Mrs. Peter Willoughby became an airplane spotter for civilian defense in the time she previously had spent reading history. She gave blood to the Red Cross, she rolled bandages, she sold War Bonds in a Fifth Avenue department store.
But there was a further service which Mrs. Willoughby gave to the war effort: an emanation of courage and moral backing which she contributed to the armed forces of the United Nations on the land, the sea, and in the air. Thereafter, no troops fought without Mrs. Willoughby. They didn’t know that she went into action, but she did.
When the gray ships nosed down the East River, with their gunnery crews aboard, Mrs. Willoughby was aboard too. From the fortress of her own home, helping to take care of things, she was vigilant. She would pace the decks, in her mind, after the ships got out to sea, and call, “Submarine to port, sir!”
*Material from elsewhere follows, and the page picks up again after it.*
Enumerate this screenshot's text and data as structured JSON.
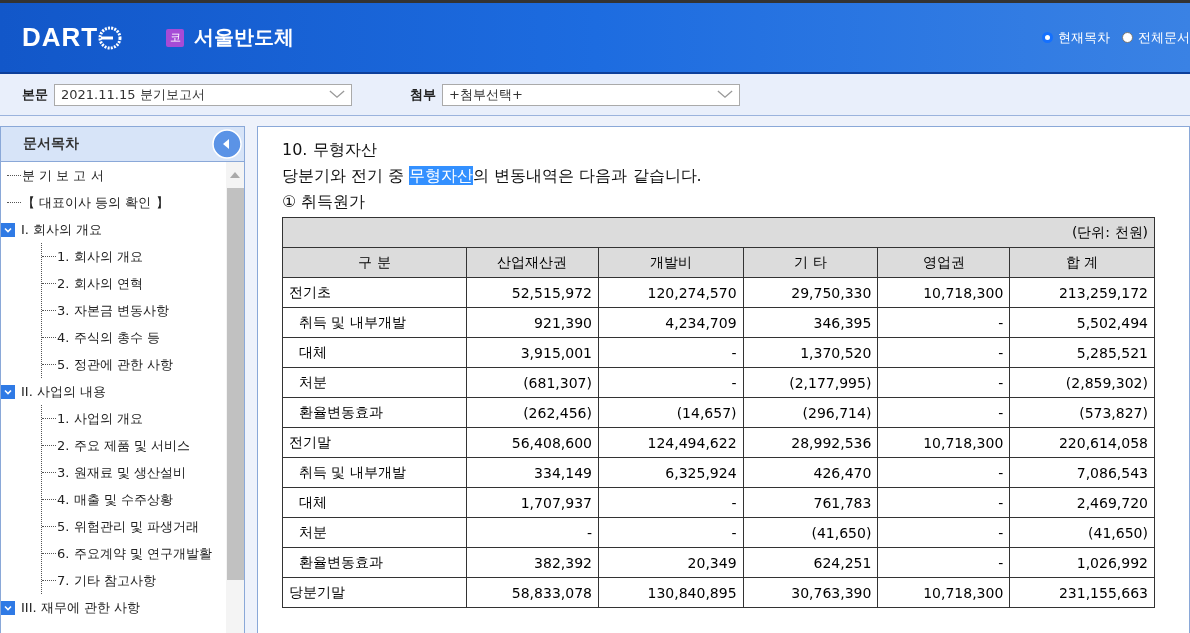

No plane pilot took off in the Pacific area without Mrs. Peter Willoughby at his side, scanning the skies for the enemy. She knew that many other women were doing the same thing; but if she left off, there might not be enough.
James Peter Willoughby was sincerely impressed by the scope of his wife’s war effort. “Maybe this does some good,” he said. He cited Peer Gynt, of whom it was said when he met an adversary, “He was too strong. There were women behind him.”
“Janie is fighting the war on all fronts,” Jim told his friends when they asked what Mrs. Willoughby was doing. He started calling her “The Iron Angel.”